Barney Frank may have caused a recovery of some banking losses in trading yesterday by saying he’d be against any bank-trading abolition that would be immediate and/or financially disruptive to an economy that is still very vulnerable. But Barney Frank’s comments today are throwing up more risks for Fannie Mae (NYSE: FNM) and Freddie Mac (NYSE: FRE) and their survival. Barney Frank has noted that he wants to abolish Fannie Mae and Freddie Mac in their present form and coming up with a new whole system of housing finance.
We recently picked both brands that were on the list to fail this year, and Barney Frank’s comments are only part of the risk to their model. We have heard even in 2008 that Alan Greenspan said both Fannie and Freddie should be nationalized and then resold to the public in as many eight entities.
There is probably only one reason that Uncle Sam has not just collapsed these two entities already. The government would have to consider the ramifications of having all the Fannie and Freddie secured and unsecured debt directly on the Federal balance sheet. Imagine the entire housing loan market having a government backstop rather than just the GNMA (Ginnie Mae) mortgage market.
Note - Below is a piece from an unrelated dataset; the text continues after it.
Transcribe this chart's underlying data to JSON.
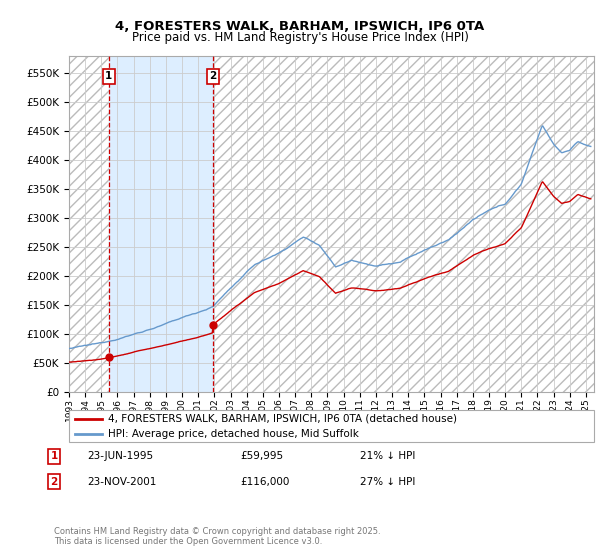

If you think of the common stock and even the preferred stock of Fannie Mae and Freddie Mac as really being stock, think again. With these being in conservatorship they are merely symbolic of long-term warrants that give an implied call option to their survival based upon a rapid return of the housing market, a return to high prosperity, a return to high and sustained economic growth, and a less-hawkish regulatory environment. What are the odds of all that lining up? Very low.
At 11:30 AM EST we have Fannie Mae shares down 5.6% at $1.00 and Freddie Mac shares are down 8.4% at $1.20.